Edison Volta Prize
This article needs additional citations for verification. (December 2012) |
Edison Volta Prize is awarded biannually by the European Physical Society (EPS) to individuals or groups of up to three people in recognition of outstanding achievements in physics. The award consists of a diploma, a medal, and 10,000 euros in prize money.
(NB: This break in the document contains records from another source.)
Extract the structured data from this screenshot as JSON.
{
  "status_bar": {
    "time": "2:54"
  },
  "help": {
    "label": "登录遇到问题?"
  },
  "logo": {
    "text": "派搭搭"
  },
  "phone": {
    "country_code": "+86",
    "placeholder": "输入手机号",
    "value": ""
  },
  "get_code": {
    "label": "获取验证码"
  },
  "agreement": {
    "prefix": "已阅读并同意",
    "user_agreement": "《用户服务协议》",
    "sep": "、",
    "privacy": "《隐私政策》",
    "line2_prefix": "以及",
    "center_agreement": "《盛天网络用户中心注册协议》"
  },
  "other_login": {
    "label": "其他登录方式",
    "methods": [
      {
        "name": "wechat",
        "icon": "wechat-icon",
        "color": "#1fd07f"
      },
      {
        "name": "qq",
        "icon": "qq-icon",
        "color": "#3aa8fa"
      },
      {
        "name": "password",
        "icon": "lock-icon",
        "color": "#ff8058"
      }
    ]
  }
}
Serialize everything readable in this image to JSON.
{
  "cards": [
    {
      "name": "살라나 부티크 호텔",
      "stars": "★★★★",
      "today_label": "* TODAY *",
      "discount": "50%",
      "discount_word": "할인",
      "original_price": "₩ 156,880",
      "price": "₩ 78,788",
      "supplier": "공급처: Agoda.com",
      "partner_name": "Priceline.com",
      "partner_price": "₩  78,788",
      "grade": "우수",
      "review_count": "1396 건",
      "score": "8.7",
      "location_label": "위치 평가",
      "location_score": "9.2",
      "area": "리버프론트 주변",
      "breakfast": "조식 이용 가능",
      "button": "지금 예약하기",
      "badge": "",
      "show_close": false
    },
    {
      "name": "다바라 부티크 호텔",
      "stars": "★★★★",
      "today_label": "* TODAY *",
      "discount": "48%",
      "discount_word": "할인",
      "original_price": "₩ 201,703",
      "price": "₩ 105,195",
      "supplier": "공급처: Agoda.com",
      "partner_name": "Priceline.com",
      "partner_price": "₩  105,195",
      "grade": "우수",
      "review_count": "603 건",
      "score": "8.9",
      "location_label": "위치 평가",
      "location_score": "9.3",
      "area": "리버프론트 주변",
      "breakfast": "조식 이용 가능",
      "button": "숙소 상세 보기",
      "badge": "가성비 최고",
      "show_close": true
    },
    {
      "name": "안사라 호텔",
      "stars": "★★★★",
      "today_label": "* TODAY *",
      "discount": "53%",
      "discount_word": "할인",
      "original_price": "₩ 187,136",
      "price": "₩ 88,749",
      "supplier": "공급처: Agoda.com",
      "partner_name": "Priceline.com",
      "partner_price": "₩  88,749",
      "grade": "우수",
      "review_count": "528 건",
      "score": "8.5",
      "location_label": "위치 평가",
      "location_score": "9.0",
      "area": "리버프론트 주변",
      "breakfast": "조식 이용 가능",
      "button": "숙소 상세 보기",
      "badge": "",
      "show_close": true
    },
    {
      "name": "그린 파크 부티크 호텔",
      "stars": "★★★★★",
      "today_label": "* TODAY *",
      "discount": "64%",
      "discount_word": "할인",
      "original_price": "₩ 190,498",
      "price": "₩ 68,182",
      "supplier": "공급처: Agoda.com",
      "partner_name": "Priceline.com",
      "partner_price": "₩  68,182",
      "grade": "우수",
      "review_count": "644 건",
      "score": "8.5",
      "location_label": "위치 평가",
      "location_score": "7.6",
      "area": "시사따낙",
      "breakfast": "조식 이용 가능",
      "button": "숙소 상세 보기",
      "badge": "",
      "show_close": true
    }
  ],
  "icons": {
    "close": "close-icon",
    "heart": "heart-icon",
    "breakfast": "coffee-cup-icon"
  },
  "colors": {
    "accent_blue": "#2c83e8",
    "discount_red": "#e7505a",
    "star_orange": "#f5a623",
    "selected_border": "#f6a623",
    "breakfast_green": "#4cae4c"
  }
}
The award has been established in 2012 by the Centro di Cultura Scientifica "Alessandro Volta", Edison S.p.A and the European Physical Society.[1]
2014 Laureate-
2014 EPS Edison Volta Prize was awarded in 2014 to:
"for seminal contribution to physics (that) have paved the way for novel explorations of quantum mechanics and have opened new routes in quantum information processing"
2012 Laureates
2012 EPS Edison Volta Prize was awarded 12 November 2012 to:
- Rolf-Dieter Heuer, CERN Director General,
- Sergio Bertolucci, CERN Director for Research and Computing,
- Stephen Myers, CERN Director for Accelerators and Technology,
"for having led, building on decades of dedicated work by their predecessors, the culminating efforts in the direction, research and operation of the CERN Large Hadron Collider (LHC), which resulted in many significant advances in high energy particle physics, in particular, the first evidence of a Higgs-like boson in July 2012".[2]